Stem cell research paves the way for new eye treatments.
Visually impaired people suffering from incurable eye diseases are eagerly awaiting new treatment methods. Many believe that stem cell research may hold the key to new discoveries, and researchers at the University of Tampere have joined forces to make these discoveries happen.
Assistant Professor Heli Skottman of the BioMediTech Institute researches and grows stem cells, while Hannu Uusitalo, professor of ophthalmology, studies chronic degenerative eye diseases, such as age related macular degeneration and congenital retinal disorders.
“The stem cell research Heli is conducting is immensely important to us: it offers a future perspective into the treatment of these diseases,” Uusitalo says.
Stem cells are cells that have the potential to endlessly divide and differentiate into diverse types of tissue specific cells. Stem cells can be harvested from embryos, bone marrow and our organs’ own stem cell populations.
Stem cell-based treatment modalities cannot be used on a large scale yet, but the cells are already being used in drug discovery and disease modelling. Cell models are useful because they enable researchers to understand the progress of diseases, and this in turn aids drug development, for example.
The ophthalmology research group unites expertise on working with patients with the development of stem cell treatments.
“I am not an ophthalmologist, so it is extremely important that we have this close collaboration. It helps us to have a realistic picture of what the possible treatments should be so that they can be used for actual patients,” Skottman says.
Multidisciplinary know-how is being applied in the research of eye diseases. For example, research is being conducted on biomaterials at BioMediTech, and laser technology is being developed at the Optoelectronics Research Centre at Tampere University of Technology.
The eye is so far the only organ to which clinical treatments are being applied using pluripotent stem cells. Treatment trials are currently underway in the United States, Japan and the UK.

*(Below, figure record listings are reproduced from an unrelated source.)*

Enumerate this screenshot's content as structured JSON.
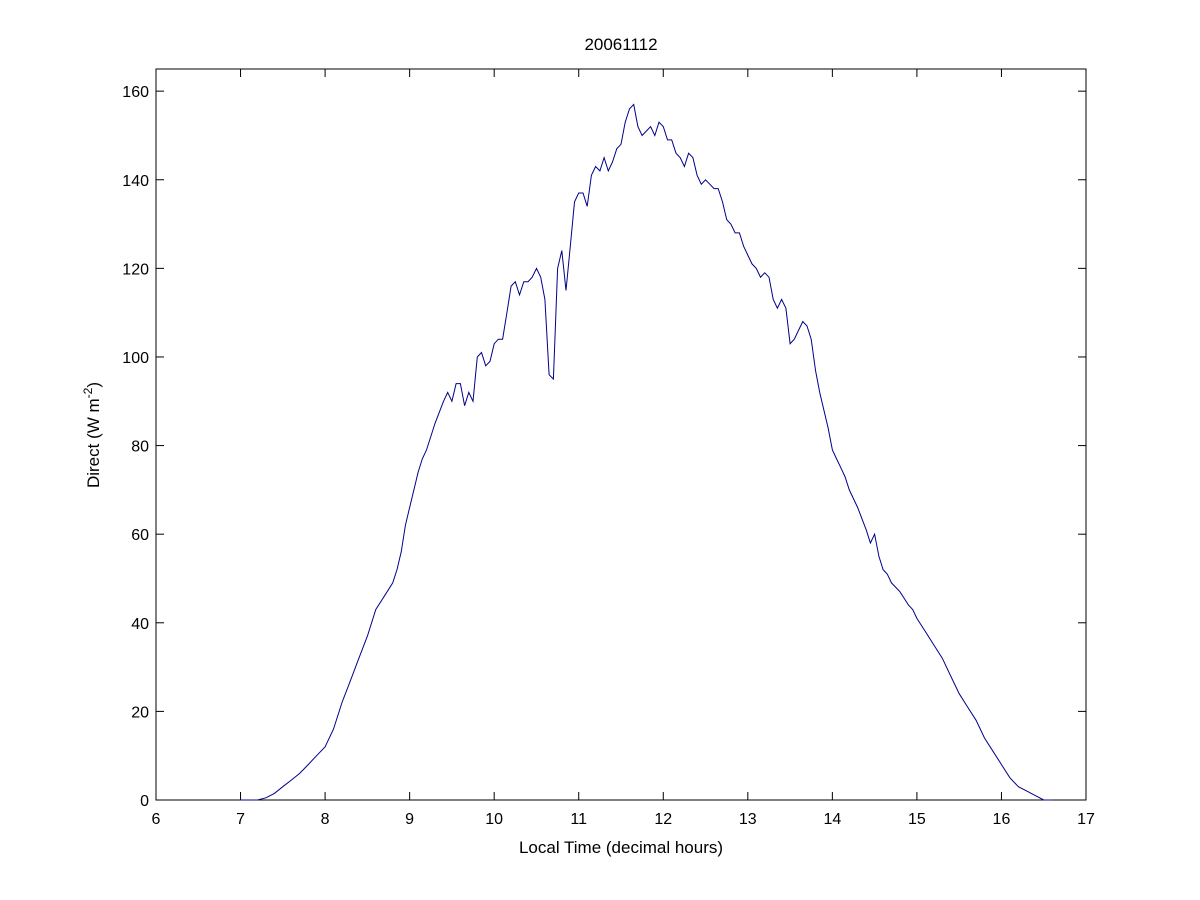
{
  "chart_data": {
    "type": "line",
    "title": "20061112",
    "xlabel": "Local Time (decimal hours)",
    "ylabel_main": "Direct (W m",
    "ylabel_sup": "-2",
    "ylabel_close": ")",
    "xlim": [
      6,
      17
    ],
    "ylim": [
      0,
      165
    ],
    "xticks": [
      6,
      7,
      8,
      9,
      10,
      11,
      12,
      13,
      14,
      15,
      16,
      17
    ],
    "yticks": [
      0,
      20,
      40,
      60,
      80,
      100,
      120,
      140,
      160
    ],
    "grid": false,
    "line_color": "#00008b",
    "series": [
      {
        "x": [
          7.0,
          7.1,
          7.2,
          7.3,
          7.4,
          7.5,
          7.6,
          7.7,
          7.8,
          7.9,
          8.0,
          8.1,
          8.2,
          8.3,
          8.4,
          8.5,
          8.6,
          8.7,
          8.8,
          8.85,
          8.9,
          8.95,
          9.0,
          9.05,
          9.1,
          9.15,
          9.2,
          9.3,
          9.4,
          9.45,
          9.5,
          9.55,
          9.6,
          9.65,
          9.7,
          9.75,
          9.8,
          9.85,
          9.9,
          9.95,
          10.0,
          10.05,
          10.1,
          10.15,
          10.2,
          10.25,
          10.3,
          10.35,
          10.4,
          10.45,
          10.5,
          10.55,
          10.6,
          10.65,
          10.7,
          10.75,
          10.8,
          10.85,
          10.9,
          10.95,
          11.0,
          11.05,
          11.1,
          11.15,
          11.2,
          11.25,
          11.3,
          11.35,
          11.4,
          11.45,
          11.5,
          11.55,
          11.6,
          11.65,
          11.7,
          11.75,
          11.8,
          11.85,
          11.9,
          11.95,
          12.0,
          12.05,
          12.1,
          12.15,
          12.2,
          12.25,
          12.3,
          12.35,
          12.4,
          12.45,
          12.5,
          12.55,
          12.6,
          12.65,
          12.7,
          12.75,
          12.8,
          12.85,
          12.9,
          12.95,
          13.0,
          13.05,
          13.1,
          13.15,
          13.2,
          13.25,
          13.3,
          13.35,
          13.4,
          13.45,
          13.5,
          13.55,
          13.6,
          13.65,
          13.7,
          13.75,
          13.8,
          13.85,
          13.9,
          13.95,
          14.0,
          14.05,
          14.1,
          14.15,
          14.2,
          14.3,
          14.4,
          14.45,
          14.5,
          14.55,
          14.6,
          14.65,
          14.7,
          14.8,
          14.9,
          14.95,
          15.0,
          15.1,
          15.2,
          15.3,
          15.4,
          15.5,
          15.6,
          15.7,
          15.8,
          15.9,
          16.0,
          16.1,
          16.2,
          16.3,
          16.4,
          16.5,
          16.6
        ],
        "y": [
          0,
          0,
          0,
          0.5,
          1.5,
          3,
          4.5,
          6,
          8,
          10,
          12,
          16,
          22,
          27,
          32,
          37,
          43,
          46,
          49,
          52,
          56,
          62,
          66,
          70,
          74,
          77,
          79,
          85,
          90,
          92,
          90,
          94,
          94,
          89,
          92,
          90,
          100,
          101,
          98,
          99,
          103,
          104,
          104,
          110,
          116,
          117,
          114,
          117,
          117,
          118,
          120,
          118,
          113,
          96,
          95,
          120,
          124,
          115,
          125,
          135,
          137,
          137,
          134,
          141,
          143,
          142,
          145,
          142,
          144,
          147,
          148,
          153,
          156,
          157,
          152,
          150,
          151,
          152,
          150,
          153,
          152,
          149,
          149,
          146,
          145,
          143,
          146,
          145,
          141,
          139,
          140,
          139,
          138,
          138,
          135,
          131,
          130,
          128,
          128,
          125,
          123,
          121,
          120,
          118,
          119,
          118,
          113,
          111,
          113,
          111,
          103,
          104,
          106,
          108,
          107,
          104,
          97,
          92,
          88,
          84,
          79,
          77,
          75,
          73,
          70,
          66,
          61,
          58,
          60,
          55,
          52,
          51,
          49,
          47,
          44,
          43,
          41,
          38,
          35,
          32,
          28,
          24,
          21,
          18,
          14,
          11,
          8,
          5,
          3,
          2,
          1,
          0,
          0
        ]
      }
    ]
  }
}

The basic idea of cell therapy is that stem cells are transplanted in the impaired organ, where they are expected to start mending the damaged tissue.

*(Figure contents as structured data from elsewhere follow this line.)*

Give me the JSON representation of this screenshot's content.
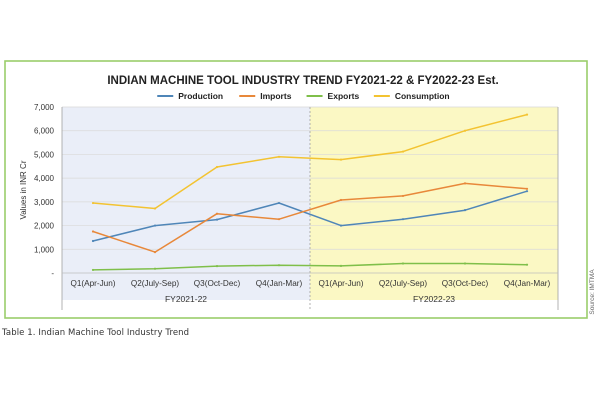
{
  "chart_data": {
    "type": "line",
    "title": "INDIAN MACHINE TOOL INDUSTRY TREND FY2021-22 & FY2022-23 Est.",
    "ylabel": "Values in INR Cr",
    "xlabel": "",
    "ylim": [
      0,
      7000
    ],
    "yticks": [
      "-",
      "1,000",
      "2,000",
      "3,000",
      "4,000",
      "5,000",
      "6,000",
      "7,000"
    ],
    "categories": [
      "Q1(Apr-Jun)",
      "Q2(July-Sep)",
      "Q3(Oct-Dec)",
      "Q4(Jan-Mar)",
      "Q1(Apr-Jun)",
      "Q2(July-Sep)",
      "Q3(Oct-Dec)",
      "Q4(Jan-Mar)"
    ],
    "groups": [
      {
        "label": "FY2021-22",
        "color": "#eaeef8"
      },
      {
        "label": "FY2022-23",
        "color": "#fbf8c4"
      }
    ],
    "series": [
      {
        "name": "Production",
        "color": "#4f86b8",
        "values": [
          1350,
          2000,
          2250,
          2950,
          2000,
          2270,
          2650,
          3450
        ]
      },
      {
        "name": "Imports",
        "color": "#e8883a",
        "values": [
          1750,
          880,
          2500,
          2270,
          3080,
          3250,
          3780,
          3550
        ]
      },
      {
        "name": "Exports",
        "color": "#7fbf4a",
        "values": [
          130,
          180,
          290,
          330,
          300,
          400,
          400,
          350
        ]
      },
      {
        "name": "Consumption",
        "color": "#f3c331",
        "values": [
          2950,
          2720,
          4470,
          4900,
          4780,
          5120,
          6000,
          6680
        ]
      }
    ],
    "grid": true,
    "legend": "top-center"
  },
  "source": "Source: IMTMA",
  "caption": "Table 1. Indian Machine Tool Industry Trend",
  "colors": {
    "frame_border": "#9acd6a",
    "gridline": "#d9d9d9",
    "divider": "#a0a0a0"
  }
}
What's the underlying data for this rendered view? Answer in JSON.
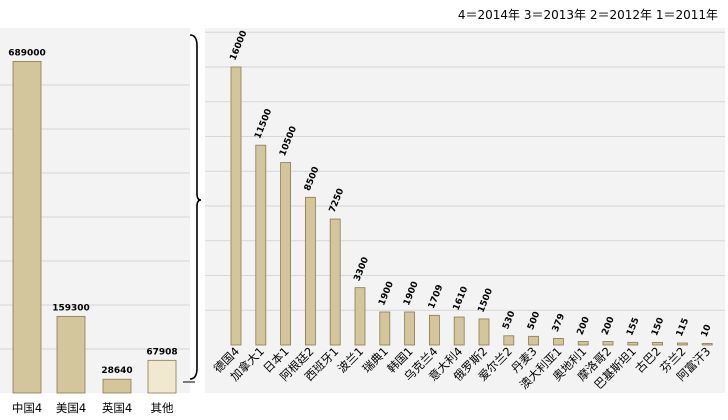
{
  "legend": "4＝2014年  3＝2013年  2＝2012年  1＝2011年",
  "colors": {
    "bar_fill": "#d3c69c",
    "bar_stroke": "#8a7a4e",
    "other_fill": "#f1e9cf",
    "grid": "#d6d6d6",
    "panel_bg": "#f3f3f3"
  },
  "chart_data": [
    {
      "type": "bar",
      "categories": [
        "中国4",
        "美国4",
        "英国4",
        "其他"
      ],
      "values": [
        689000,
        159300,
        28640,
        67908
      ],
      "value_labels": [
        "689000",
        "159300",
        "28640",
        "67908"
      ],
      "ylim": [
        0,
        800000
      ],
      "grid": true
    },
    {
      "type": "bar",
      "categories": [
        "德国4",
        "加拿大1",
        "日本1",
        "阿根廷2",
        "西班牙1",
        "波兰1",
        "瑞典1",
        "韩国1",
        "乌克兰4",
        "意大利4",
        "俄罗斯2",
        "爱尔兰2",
        "丹麦3",
        "澳大利亚1",
        "奥地利1",
        "摩洛哥2",
        "巴基斯坦1",
        "古巴2",
        "芬兰2",
        "阿富汗3"
      ],
      "values": [
        16000,
        11500,
        10500,
        8500,
        7250,
        3300,
        1900,
        1900,
        1709,
        1610,
        1500,
        530,
        500,
        379,
        200,
        200,
        155,
        150,
        115,
        10
      ],
      "value_labels": [
        "16000",
        "11500",
        "10500",
        "8500",
        "7250",
        "3300",
        "1900",
        "1900",
        "1709",
        "1610",
        "1500",
        "530",
        "500",
        "379",
        "200",
        "200",
        "155",
        "150",
        "115",
        "10"
      ],
      "ylim": [
        0,
        18000
      ],
      "grid": true
    }
  ]
}
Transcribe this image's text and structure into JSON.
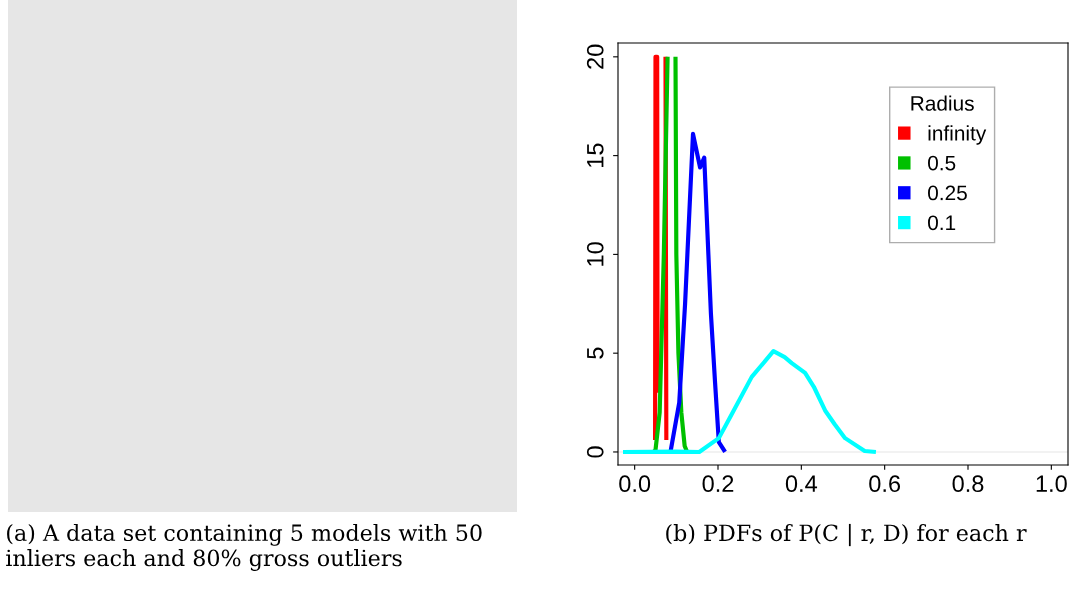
{
  "chart_data": [
    {
      "type": "other",
      "annotations": [
        "(a) A data set containing 5 models with 50 inliers each and 80% gross outliers"
      ]
    },
    {
      "type": "line",
      "legend_title": "Radius",
      "legend": "top right",
      "grid": false,
      "marker": "none",
      "line_style": "solid",
      "xlim": [
        -0.04,
        1.04
      ],
      "ylim": [
        -0.66,
        20.7
      ],
      "xticks": [
        {
          "value": 0,
          "label": "0.0"
        },
        {
          "value": 0.2,
          "label": "0.2"
        },
        {
          "value": 0.4,
          "label": "0.4"
        },
        {
          "value": 0.6,
          "label": "0.6"
        },
        {
          "value": 0.8,
          "label": "0.8"
        },
        {
          "value": 1,
          "label": "1.0"
        }
      ],
      "yticks": [
        0,
        5,
        10,
        15,
        20
      ],
      "ref_lines": [
        {
          "axis": "y",
          "value": 0,
          "color": "#eeeeee"
        }
      ],
      "annotations": [
        "(b) PDFs of P(C | r, D) for each r"
      ],
      "series": [
        {
          "name": "infinity",
          "color": "#ff0000",
          "x": [
            0.049,
            0.05,
            0.054,
            0.055,
            null,
            0.074,
            0.076
          ],
          "values": [
            0.6,
            20,
            20,
            3,
            null,
            20,
            0.6
          ]
        },
        {
          "name": "0.5",
          "color": "#00c000",
          "x": [
            0.045,
            0.05,
            0.06,
            0.07,
            0.079,
            null,
            0.098,
            0.1,
            0.105,
            0.112,
            0.12,
            0.126
          ],
          "values": [
            0,
            0.1,
            2,
            10,
            20,
            null,
            20,
            10,
            5,
            2,
            0.3,
            0
          ]
        },
        {
          "name": "0.25",
          "color": "#0000ff",
          "x": [
            0.086,
            0.107,
            0.121,
            0.14,
            0.157,
            0.167,
            0.183,
            0.193,
            0.202,
            0.217
          ],
          "values": [
            0,
            2.5,
            7.5,
            16.1,
            14.4,
            14.9,
            7,
            3.5,
            0.5,
            0
          ]
        },
        {
          "name": "0.1",
          "color": "#00ffff",
          "x": [
            -0.028,
            0.1,
            0.155,
            0.202,
            0.23,
            0.281,
            0.333,
            0.36,
            0.377,
            0.409,
            0.43,
            0.457,
            0.48,
            0.505,
            0.552,
            0.579
          ],
          "values": [
            0,
            0.02,
            0.0,
            0.7,
            1.8,
            3.8,
            5.1,
            4.8,
            4.5,
            4.0,
            3.3,
            2.1,
            1.4,
            0.7,
            0.05,
            0
          ]
        }
      ]
    }
  ]
}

“It was both relieving and exciting to learn that the trial treatments did not include any safety concerns,” Uusitalo says.
“When the first clinical trials were conducted with stem cells, many feared that the cells would start to differentiate in an abnormal way. People were expecting cancer or another kind of foreign tissue – for example, bone tissue – to start growing in the eye. However, that did not happen,” Uusitalo explains.

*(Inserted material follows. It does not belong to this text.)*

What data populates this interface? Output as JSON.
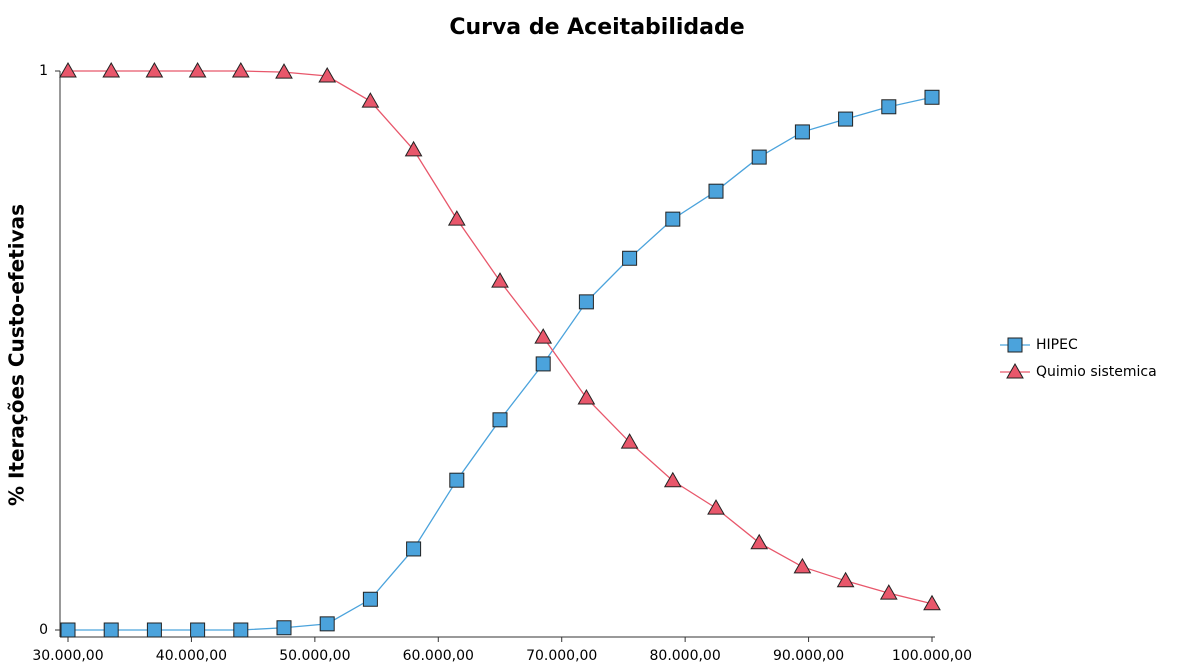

Differentiation means that the stem cells are grown to fulfil the task of a tissue specific cell. In principle, it is possible to use stem cells to produce any human tissue.
Skottman and Uusitalo have tested a safe new way to make stem cells differentiate into retinal pigment epithelial (RPE) cells. Instead of injecting the cells into the eye, the cells are transplanted in the right place with the help of a sheet of biomaterial.
“I think we are among the global pioneers in using this technique. The cells are grown on biomaterial and transplanted at a stage when they have already differentiated and are fully functional. These cells have differentiated into tissue that closely resembles regular RPE tissue,” Uusitalo says.
“It looks like making these grafts is the right way to progress,” Skottman and Uusitalo agree.
Cells that have been injected into the subretinal space of the eye do not work equally well. Even though the cells can find their destination rather well in healthy tissue, in the “hostile environment” of sick tissue, the cells apparently do not find their proper place or start working in the desired way.
Stem cells open up possibilities for tailored, personalised treatments. A tissue sample is taken from the patient that contains cells which can be programmed into stem cells. The sample can be a small piece of skin, for example. The stem cells are then made to differentiate into eye cells, and they can then be used to study which treatment would best suit the eye disease of the particular patient.
Uusitalo’s and Skottman’s research invests heavily in these kinds of personalised treatments. Besides the stem cell techniques, personalised treatments are also being developed using proteomics (the study of proteins) and medical imaging.
“We can solve the problem of scarce healthcare resources with the help of personalised treatments. The new treatments mean that those resources can be put to the best possible use,” Uusitalo says.